I am very interested to learn how others show gratitude and how I can improve upon this practice in the future.


  1. I am also interested in the practice of gratitude. I think that it is becoming a lost art unfortunately, and I just hate it when people seem ungrateful.It's something I struggle with regularly, because I'm often unsure of where that line is between being ungrateful and just wanting or needing a little sympathy from another human. I'm always glad when Thanksgiving comes around every year and reminds me to reset my gratitude meter.

  2. Wonderful! This is the Big One Michelle! Being able to be grateful about everything is truely Divine Grace. I say it out loud all the time. I tell others all the time too.
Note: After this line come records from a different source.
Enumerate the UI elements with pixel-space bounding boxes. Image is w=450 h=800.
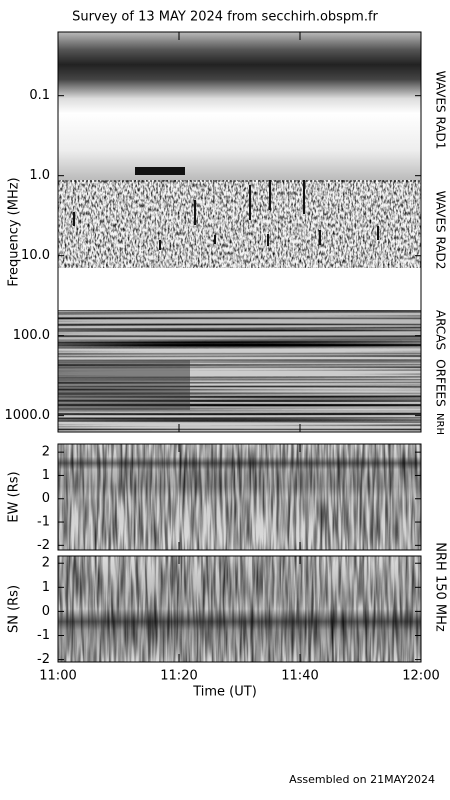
y-tick-label: 2 — [42, 556, 50, 571]
y-tick-label: 0 — [42, 491, 50, 506]
y-tick-label: 1 — [42, 580, 50, 595]
x-axis-label: Time (UT) — [192, 685, 257, 700]
y-tick-label: 1 — [42, 468, 50, 483]
page-title: Survey of 13 MAY 2024 from secchirh.obsp… — [72, 10, 378, 25]
plot-frame — [57, 31, 422, 433]
y-tick-label: 0 — [42, 604, 50, 619]
y-tick-label: -2 — [37, 652, 50, 667]
footer: Assembled on 21MAY2024 — [289, 773, 435, 786]
x-tick-label: 11:20 — [160, 669, 197, 684]
spectrogram-image — [58, 32, 421, 432]
y-axis-label: SN (Rs) — [7, 585, 22, 633]
y-tick-label: 1000.0 — [5, 408, 51, 423]
instrument-label: ARCAS — [434, 310, 448, 350]
y-tick-label: 10.0 — [21, 248, 50, 263]
instrument-label: WAVES RAD1 — [434, 71, 448, 150]
y-tick-label: 2 — [42, 445, 50, 460]
y-tick-label: -1 — [37, 515, 50, 530]
instrument-label: WAVES RAD2 — [434, 191, 448, 270]
y-tick-label: 1.0 — [29, 168, 50, 183]
x-tick-label: 11:00 — [39, 669, 76, 684]
instrument-label: NRH — [434, 413, 445, 435]
y-tick-label: -2 — [37, 538, 50, 553]
nrh-ew-image — [58, 444, 421, 550]
x-tick-label: 12:00 — [402, 669, 439, 684]
x-tick-label: 11:40 — [281, 669, 318, 684]
y-tick-label: 100.0 — [13, 328, 50, 343]
plot-frame — [57, 555, 422, 663]
y-axis-label: Frequency (MHz) — [7, 177, 22, 286]
instrument-label: ORFEES — [434, 359, 448, 406]
y-tick-label: -1 — [37, 628, 50, 643]
instrument-label: NRH 150 MHz — [433, 542, 448, 632]
y-tick-label: 0.1 — [29, 88, 50, 103]
nrh-sn-image — [58, 556, 421, 662]
y-axis-label: EW (Rs) — [7, 471, 22, 522]
plot-frame — [57, 443, 422, 551]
    I bless people out loud too...sometimes they are taken aback. I know that this is diferent for all of us...and most of this has to do with our Ego. I know this are on the right path for you...and from your writings I can say I am grateful for that.

  3. Michelle, this is very insightful and appropriate especially at this time of year. I am reminded of the story of Jesus that after healing ten lepers, only one returned to personally thank Him.

  4. Wow, Michelle! This really hit home for me. I have so much to be thankful for. Right now I have a job that pays me well. I know many others don't at this time. I am richly blessed. I have a family that loves me. I have beautiful memories of many people who have come and gone in my life for whatever reason. I have a wonderful loving partner. I need to be expressing my thankfulness. I still have a living Grandmother in Joplin who is so precious to me. I can't wait to hug her this coming week! Thank you for reminding me. Like G.G., I am crying thinking about all I am thankful for. Let me tell you that I am also thankful for you. You continue to teach me valuable lessons. I love you.

  5. Zahra, Reid, Daddy and Cheryl: Thank you so much for your thoughtful comments. Have a wonderful Thanksgiving. I wish that I could have you all over for a feast!